Great Minds don’t always think alike when it comes to copyright infringement. Great Minds is a company that publishes school books, including a math book. Great Minds licenses use of the book to schools for free as long as it is for strictly non-commercial use. Great Minds uses the Creative Commons non-commercial license for these deals. A school district in New York had FedEx make copies of the book instead of using the school’s copiers and staff. Great Minds sued FedEx for copyright infringement arguing that it licensed the work to the school district and not FedEx. Great Minds tried to distinguish between the school staff making copies and the school ‘jobbing’ out the project to FedEx. In affirming a ruling against Great Minds, the Second Circuit held that there really was no difference between school employees making copies and having FedEx’s copy service making copies. The Court identified FedEx as an agent of the school district. Under pure agency principals, the school district’s license to copy would extend to FedEx.
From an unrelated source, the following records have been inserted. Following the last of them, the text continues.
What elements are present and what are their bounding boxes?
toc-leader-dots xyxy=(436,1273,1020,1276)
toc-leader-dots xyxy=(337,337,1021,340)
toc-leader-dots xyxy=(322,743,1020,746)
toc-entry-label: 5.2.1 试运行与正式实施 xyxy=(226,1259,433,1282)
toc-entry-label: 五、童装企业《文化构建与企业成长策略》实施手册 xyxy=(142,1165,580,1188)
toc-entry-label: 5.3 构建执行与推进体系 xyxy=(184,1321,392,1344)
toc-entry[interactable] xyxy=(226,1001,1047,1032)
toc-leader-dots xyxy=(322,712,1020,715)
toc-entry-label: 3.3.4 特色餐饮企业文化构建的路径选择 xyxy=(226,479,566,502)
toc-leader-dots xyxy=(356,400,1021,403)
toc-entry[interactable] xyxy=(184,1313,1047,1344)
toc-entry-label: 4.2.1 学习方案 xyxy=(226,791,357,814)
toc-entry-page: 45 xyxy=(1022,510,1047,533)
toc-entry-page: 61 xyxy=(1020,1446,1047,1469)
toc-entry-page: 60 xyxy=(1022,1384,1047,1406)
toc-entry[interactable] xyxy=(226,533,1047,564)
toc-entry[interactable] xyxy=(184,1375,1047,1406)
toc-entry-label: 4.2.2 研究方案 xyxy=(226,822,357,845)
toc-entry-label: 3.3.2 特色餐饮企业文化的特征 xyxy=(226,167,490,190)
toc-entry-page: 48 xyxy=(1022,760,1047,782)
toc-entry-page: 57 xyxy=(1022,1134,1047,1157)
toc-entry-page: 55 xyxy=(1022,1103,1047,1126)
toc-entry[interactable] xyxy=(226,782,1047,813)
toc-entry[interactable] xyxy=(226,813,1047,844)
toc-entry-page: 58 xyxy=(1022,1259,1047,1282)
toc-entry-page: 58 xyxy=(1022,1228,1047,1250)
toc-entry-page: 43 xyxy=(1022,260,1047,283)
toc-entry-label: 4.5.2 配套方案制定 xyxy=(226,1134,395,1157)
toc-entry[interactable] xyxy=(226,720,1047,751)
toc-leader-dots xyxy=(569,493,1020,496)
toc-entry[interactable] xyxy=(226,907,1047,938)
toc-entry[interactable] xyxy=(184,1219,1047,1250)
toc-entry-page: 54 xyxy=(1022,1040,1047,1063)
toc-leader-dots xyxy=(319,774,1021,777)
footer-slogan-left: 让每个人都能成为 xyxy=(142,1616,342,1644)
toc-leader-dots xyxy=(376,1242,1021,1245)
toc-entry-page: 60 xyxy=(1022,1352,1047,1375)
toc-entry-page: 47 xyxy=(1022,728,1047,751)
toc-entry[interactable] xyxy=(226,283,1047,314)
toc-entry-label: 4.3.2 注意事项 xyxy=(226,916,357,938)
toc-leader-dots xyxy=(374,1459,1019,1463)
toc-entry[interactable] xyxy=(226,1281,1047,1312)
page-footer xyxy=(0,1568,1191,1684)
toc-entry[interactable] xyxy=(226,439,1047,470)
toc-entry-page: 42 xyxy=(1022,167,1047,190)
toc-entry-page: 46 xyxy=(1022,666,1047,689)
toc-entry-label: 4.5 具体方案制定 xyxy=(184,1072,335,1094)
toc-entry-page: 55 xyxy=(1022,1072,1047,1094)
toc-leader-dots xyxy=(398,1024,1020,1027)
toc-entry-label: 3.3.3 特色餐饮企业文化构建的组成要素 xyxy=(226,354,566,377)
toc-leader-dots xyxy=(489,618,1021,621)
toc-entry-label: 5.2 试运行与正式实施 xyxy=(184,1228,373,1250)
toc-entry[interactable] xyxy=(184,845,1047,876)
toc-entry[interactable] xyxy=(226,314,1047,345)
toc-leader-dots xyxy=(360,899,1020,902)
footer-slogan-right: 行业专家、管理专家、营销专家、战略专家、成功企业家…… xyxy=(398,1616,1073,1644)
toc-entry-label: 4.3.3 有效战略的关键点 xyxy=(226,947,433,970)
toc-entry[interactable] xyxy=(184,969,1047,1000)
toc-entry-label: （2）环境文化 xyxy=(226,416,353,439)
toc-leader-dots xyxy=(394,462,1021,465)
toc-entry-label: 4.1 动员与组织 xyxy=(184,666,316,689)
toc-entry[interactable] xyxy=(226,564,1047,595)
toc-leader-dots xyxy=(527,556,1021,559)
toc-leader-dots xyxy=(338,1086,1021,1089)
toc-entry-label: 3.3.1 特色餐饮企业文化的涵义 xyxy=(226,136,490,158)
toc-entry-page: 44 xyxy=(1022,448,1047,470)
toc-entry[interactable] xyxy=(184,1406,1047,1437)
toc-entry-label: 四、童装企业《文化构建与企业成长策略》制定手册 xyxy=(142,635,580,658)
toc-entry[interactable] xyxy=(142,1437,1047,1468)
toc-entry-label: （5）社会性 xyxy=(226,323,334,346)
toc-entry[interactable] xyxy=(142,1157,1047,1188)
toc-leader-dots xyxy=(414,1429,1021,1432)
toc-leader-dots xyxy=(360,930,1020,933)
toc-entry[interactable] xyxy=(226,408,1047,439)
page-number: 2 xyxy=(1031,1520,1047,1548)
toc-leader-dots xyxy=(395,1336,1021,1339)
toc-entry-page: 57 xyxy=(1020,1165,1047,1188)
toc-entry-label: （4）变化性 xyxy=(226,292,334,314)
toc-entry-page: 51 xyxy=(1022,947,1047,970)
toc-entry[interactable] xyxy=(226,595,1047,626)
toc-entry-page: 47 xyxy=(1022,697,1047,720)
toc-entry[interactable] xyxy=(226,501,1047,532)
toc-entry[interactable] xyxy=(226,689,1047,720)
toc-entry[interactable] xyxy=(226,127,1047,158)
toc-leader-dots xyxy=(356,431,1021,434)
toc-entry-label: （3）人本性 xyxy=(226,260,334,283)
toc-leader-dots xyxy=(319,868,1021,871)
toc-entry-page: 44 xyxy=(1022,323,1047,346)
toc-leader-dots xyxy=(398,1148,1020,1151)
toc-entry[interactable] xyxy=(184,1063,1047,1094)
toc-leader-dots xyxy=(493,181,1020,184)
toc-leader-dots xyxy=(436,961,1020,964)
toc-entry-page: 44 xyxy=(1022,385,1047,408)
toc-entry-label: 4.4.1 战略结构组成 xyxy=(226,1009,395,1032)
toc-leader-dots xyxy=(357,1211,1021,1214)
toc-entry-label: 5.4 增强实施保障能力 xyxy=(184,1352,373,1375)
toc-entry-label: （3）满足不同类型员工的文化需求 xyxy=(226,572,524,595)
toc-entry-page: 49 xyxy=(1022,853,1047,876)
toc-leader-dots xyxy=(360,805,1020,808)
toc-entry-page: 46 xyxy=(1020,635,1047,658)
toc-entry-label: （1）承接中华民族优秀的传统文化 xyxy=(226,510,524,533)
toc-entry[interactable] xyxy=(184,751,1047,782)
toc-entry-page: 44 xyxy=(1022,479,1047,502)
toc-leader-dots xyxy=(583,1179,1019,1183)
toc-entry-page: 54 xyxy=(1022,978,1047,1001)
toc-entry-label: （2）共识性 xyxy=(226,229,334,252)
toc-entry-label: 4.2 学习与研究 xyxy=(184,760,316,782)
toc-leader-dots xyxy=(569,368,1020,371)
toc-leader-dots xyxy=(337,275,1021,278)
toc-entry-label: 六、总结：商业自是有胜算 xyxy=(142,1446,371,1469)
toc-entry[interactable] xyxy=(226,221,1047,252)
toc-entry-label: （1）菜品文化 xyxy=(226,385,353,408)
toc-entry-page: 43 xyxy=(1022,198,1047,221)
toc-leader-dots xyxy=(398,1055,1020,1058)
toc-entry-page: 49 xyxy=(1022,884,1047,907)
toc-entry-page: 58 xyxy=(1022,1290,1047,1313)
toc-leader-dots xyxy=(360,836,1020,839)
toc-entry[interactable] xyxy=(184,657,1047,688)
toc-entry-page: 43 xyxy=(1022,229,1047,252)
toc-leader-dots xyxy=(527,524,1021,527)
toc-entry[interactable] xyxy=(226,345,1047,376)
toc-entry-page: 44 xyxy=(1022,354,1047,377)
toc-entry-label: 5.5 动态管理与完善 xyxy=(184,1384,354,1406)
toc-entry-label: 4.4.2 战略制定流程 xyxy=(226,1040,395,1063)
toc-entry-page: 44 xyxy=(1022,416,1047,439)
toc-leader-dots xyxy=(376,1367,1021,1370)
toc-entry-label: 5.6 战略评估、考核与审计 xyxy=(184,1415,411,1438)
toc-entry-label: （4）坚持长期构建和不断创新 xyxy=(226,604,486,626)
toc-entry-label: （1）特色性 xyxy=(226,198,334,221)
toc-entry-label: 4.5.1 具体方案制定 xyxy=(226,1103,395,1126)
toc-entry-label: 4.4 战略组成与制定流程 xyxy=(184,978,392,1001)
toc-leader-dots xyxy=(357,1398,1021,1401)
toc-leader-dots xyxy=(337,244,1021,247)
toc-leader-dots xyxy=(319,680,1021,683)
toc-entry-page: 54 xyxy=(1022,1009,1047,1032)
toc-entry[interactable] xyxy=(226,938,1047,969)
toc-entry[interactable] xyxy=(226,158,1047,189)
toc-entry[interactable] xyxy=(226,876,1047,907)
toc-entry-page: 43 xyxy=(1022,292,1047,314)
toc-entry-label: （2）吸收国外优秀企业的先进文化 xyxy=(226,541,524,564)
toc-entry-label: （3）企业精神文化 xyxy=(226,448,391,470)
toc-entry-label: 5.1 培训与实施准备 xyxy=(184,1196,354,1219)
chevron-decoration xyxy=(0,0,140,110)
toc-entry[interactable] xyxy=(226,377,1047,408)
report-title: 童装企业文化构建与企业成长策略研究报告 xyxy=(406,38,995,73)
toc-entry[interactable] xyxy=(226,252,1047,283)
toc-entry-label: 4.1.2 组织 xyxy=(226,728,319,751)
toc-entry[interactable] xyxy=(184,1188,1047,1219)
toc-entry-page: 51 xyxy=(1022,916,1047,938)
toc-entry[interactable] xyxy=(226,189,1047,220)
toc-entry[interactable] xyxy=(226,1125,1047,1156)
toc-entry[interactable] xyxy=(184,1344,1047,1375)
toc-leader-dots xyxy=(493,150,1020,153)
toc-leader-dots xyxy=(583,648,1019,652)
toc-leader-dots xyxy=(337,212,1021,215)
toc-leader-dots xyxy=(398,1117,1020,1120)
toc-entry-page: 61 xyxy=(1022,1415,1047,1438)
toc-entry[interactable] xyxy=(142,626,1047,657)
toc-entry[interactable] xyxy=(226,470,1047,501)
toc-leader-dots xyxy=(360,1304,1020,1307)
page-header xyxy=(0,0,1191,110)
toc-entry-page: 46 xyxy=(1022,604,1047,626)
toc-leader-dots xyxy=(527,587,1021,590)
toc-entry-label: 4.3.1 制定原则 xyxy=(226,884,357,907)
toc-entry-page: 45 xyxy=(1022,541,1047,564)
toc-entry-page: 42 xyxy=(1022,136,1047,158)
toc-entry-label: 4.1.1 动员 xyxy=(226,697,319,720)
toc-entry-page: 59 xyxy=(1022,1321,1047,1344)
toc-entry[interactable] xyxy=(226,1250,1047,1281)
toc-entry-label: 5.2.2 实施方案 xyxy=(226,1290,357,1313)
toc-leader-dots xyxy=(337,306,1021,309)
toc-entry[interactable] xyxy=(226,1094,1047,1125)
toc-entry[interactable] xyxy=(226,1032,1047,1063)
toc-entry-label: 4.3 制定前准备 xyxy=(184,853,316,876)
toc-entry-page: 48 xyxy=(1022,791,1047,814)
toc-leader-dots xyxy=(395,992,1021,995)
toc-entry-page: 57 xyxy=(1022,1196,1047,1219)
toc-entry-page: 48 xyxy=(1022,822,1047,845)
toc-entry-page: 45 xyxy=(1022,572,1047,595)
WHY YOU SHOULD KNOW THIS. Creative Commons is a non-profit organization that acts as a clearing house for copyright licenses. The licenses are standard forms that parties can use. However, there is no requirement that the parties accept the standard language. Parties can always add or delete anything that would better define their licensor/licensee relationship. In this case, the Creative Commons license was silent on whether the license extended to agents of the licensee. To avoid a problem like this, on the licensor side, it’s best to define authorized uses under the license. On the licensee side, it’s best to make sure that the license extends to employees and agents.